Sementara dusun di Manggong lainnya yakni Dusun Manggong
justru bukan merupakan dusun tertua melainkan merupakan Dusun
termuda di Manggong. Dipercaya bahwa dusun ini menjadi pemukiman
baru dikarenakan kedatangan seorang utusan dari Pangeran Diponegoro
yang bernama Raden Suryadi. Raden Suryadi yang disambut baik oleh
masyarakat kemudian memilih bermukim di pinggir desa yakni di sebelah
selatan sungai yang menjadi batas desa. Wilayah ini kemudian
berkembang menjadi dusun baru. Raden Suryadi menetap d Manggong
hingga akhir hayatnya dan keturunannnya pun masih ada hingga saat ini.
Makam Raden Suryadi dapat ditemukan di wilayah Dusun Manggong
yakni di dekat Sendang Beji yang merupakan daerah mata air terbesar di
wilayah Manggong, namun saat ini Sendang Beji masuk dalam daerah
administrasi Desa Petirejo, desa tetangga di sebelah selatan Kelurahan
Manggong.
Jadi nama Manggong rupanya sedikit kaitannya dengan Demang
Gong, juga bukan berasal dari kata sanggong yang sering di dengar
Manggong. Nama Manggong lebih merujuk kepada nama seseorang yang
menemukan kembali wilayah yang peradabannya pernah tertimbun paska
letusan Gunung Sindoro. Ya, nama Manggong lebih erat dikaitkan dengan
Nama Kyai Manggono. Demikian pula dengan nama-nama Dusun di
Manggong juga kembali merujuk kepada sebutan Kyai Manggono yaitu Ki
Gondang. Namun tidak menutup kemungkinan nama-nama ini ternyata
berdasarkan hal lain jika ada sejarah baru yang ditemukan. Penggalian
sejarah ini adalah hal yang dinamis. Semakin kita menggali semakin
banyak hal yang kita temukan, semakin membuat kita sadar ada begitu
banyak hal yang kita tidak tahu. Sehingga proses belajar manusia
berlangsung terus-menerus, menghasilkan peradaban baru yang lebih
kaya dan kompleks.
DAFTAR PUSTAKA

Boechari. 2012. Melacak Sejarah Kuno Indonesia Lewat Prasasti.

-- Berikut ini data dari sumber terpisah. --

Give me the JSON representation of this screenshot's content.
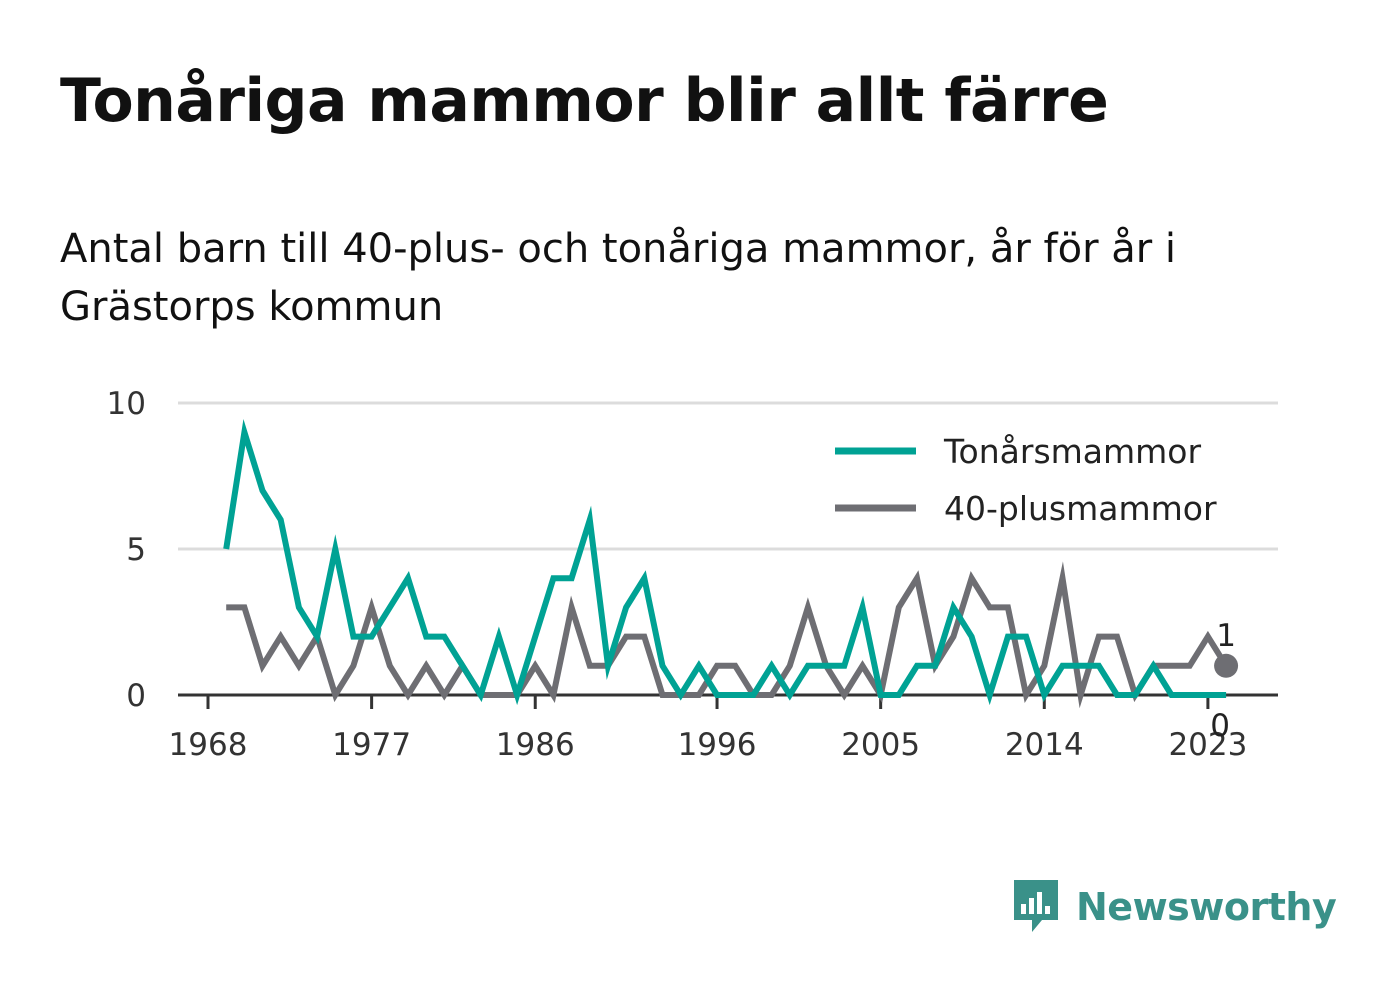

Jakarta:


Kepustakaan Populer Gramedia.

Martono, Hendro. 2017. Penelusuran Sumber Sejarah Kuna di


Temanggung. Temanggung: Direktorat Jendral Kebudayaan
Kementrian Pendidikan dan Kebudaayaan, Yayasan Cendikia
Mandiri Temanggung, Dinas Kebudayaan dan Pariwisata
Kabupaten Temanggung dan Forum Ikatan Kadang
Temanggungan.

Vrandes Setiawan Cantona. 2020. Menelusuri Jejak Peradaban Kuno


yang Pernah tumbuh di Manggong pada abad ke VIII Masehi.